Au fil des pages, "Insoumission" explore les zones d'ombre de quelques personnages aux apparences pourtant plutôt correctes. Pensez donc: que dire de mal d'un couple qui tient une chaîne hôtelière? Très vite, le lecteur découvre que ces établissements cachent des bars privés, livrés à plus d'une activité illégale: trafic de drogue, prostitution, etc. Une journaliste va s'y intéresser de près... et le cœur va s'en mêler, pour faire bon poids.

Si Alain est à la tête du navire hôtelier Bolton Ltd avec son épouse Viviane, en effet, c'est aussi un cavaleur avide de conquêtes. On le retrouve face à deux femmes plutôt différentes: Myriam, une jeune secrétaire (le grand classique) et Naomi, qui veut rapidement davantage que de simples coups à l'occasion. L'auteur recourt à un vocabulaire d'une grossièreté calculée pour en dire le caractère dérisoire – une tactique de style qui s'applique aussi, de façon plus générale, pour exprimer le cynisme des humains qui, dans ce livre, sont aux commandes.

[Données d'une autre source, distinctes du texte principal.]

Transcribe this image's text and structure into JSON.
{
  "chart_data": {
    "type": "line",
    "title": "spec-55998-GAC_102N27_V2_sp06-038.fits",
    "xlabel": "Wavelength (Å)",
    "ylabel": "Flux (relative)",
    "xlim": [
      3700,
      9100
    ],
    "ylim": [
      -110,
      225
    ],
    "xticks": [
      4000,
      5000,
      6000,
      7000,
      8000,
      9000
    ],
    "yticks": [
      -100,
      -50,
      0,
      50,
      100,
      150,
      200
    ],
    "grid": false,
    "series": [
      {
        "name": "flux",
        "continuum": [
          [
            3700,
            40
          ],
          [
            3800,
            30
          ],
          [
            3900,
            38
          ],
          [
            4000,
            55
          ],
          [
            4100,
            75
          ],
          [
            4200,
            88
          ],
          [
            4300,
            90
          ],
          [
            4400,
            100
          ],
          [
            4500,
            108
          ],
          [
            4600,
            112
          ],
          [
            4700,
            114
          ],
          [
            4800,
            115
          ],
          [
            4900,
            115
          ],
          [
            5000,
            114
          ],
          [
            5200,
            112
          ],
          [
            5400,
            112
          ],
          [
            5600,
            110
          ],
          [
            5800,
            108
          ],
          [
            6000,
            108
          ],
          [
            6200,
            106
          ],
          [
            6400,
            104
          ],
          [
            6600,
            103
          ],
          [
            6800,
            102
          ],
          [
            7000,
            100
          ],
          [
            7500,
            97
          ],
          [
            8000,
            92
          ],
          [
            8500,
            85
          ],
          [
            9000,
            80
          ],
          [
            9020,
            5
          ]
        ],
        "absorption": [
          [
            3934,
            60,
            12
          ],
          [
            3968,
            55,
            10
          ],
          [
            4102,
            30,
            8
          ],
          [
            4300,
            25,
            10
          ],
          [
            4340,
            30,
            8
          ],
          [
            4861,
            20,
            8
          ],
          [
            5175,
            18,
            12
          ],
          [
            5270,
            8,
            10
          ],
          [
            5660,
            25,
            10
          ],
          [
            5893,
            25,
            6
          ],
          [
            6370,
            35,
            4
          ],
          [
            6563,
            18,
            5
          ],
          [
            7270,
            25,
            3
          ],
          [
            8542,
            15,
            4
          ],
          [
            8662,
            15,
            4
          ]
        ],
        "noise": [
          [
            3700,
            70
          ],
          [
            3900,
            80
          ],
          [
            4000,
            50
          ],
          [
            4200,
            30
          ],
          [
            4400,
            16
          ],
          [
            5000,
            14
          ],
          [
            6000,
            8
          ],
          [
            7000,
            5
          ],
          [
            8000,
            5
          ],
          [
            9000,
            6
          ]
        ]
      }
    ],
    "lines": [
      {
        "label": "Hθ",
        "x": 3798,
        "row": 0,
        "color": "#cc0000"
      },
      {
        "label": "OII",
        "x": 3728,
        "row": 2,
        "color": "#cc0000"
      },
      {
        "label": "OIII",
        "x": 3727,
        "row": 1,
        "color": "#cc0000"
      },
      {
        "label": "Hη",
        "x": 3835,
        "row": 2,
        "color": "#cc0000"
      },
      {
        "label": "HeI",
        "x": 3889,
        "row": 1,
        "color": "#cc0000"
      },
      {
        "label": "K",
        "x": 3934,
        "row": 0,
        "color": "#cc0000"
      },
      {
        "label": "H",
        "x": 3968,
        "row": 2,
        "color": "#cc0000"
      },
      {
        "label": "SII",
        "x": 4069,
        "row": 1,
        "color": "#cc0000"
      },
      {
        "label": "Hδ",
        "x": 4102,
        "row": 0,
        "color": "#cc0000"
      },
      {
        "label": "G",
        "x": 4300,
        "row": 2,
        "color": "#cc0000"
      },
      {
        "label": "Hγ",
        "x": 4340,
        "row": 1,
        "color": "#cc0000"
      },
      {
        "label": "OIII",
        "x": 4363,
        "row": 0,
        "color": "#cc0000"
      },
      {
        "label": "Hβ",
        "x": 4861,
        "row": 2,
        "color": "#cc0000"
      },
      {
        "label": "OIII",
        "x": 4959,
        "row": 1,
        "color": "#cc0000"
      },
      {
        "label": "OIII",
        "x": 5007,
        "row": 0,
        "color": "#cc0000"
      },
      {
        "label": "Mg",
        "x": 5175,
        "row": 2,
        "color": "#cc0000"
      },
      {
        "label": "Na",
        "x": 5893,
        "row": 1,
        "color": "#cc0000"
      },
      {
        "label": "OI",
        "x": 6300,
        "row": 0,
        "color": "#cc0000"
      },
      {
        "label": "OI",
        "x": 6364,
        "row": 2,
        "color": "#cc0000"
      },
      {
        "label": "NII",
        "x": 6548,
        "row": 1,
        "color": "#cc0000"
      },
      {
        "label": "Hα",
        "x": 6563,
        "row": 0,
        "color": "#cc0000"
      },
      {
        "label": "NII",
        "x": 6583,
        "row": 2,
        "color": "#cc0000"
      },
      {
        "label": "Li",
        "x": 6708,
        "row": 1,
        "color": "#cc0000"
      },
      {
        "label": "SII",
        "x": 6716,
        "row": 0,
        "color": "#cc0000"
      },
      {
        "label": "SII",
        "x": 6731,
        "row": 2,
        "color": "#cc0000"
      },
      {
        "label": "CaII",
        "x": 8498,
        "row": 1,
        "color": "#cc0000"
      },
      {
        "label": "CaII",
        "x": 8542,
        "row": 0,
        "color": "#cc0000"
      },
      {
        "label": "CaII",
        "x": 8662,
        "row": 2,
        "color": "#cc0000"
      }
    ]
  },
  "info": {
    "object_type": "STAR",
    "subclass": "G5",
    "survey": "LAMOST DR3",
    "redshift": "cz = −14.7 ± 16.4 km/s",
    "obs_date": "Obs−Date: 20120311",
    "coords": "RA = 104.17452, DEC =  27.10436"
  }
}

L'auteur s'intéresse à ses personnages. Et là où ceux-ci effacent la personnalité des prostituées du réseau entretenu par Alain et Viviane sous l'étiquette trompeuse de "stagiaires" baladées entre une poignée de grandes villes d'Europe, l'écrivain leur restitue un visage à travers la personnalité, à la présence fugace mais prégnante, de Vika, Biélorusse en rupture, devenue mère trop tôt, victime de traite des blanches, et embarquée malgré elle dans le sillage des activités illégales de la chaîne hôtelière Bolton.

"Insoumission" conserve encore quelques-unes des "métaphores foireuses" que l'auteur affectionne tant que son éditeur doit parfois, c'est dit au moment des remerciements, canaliser. Celles-ci lui donnent ce qu'il lui faut de chair, en contraste avec une écriture généralement nerveuse, faite de phrases et de chapitres courts qui renforcent l'impression de rapidité et de tension inhérente au propos.

Et pour la petite histoire, un dernier détail: ce roman voit passer l'ombre un quintuple champion de "Des Chiffres et des Lettres" qui ressemble à un camée de l'écrivain en personne: il a lui-même naguère brillé dans cette émission de télévision populaire...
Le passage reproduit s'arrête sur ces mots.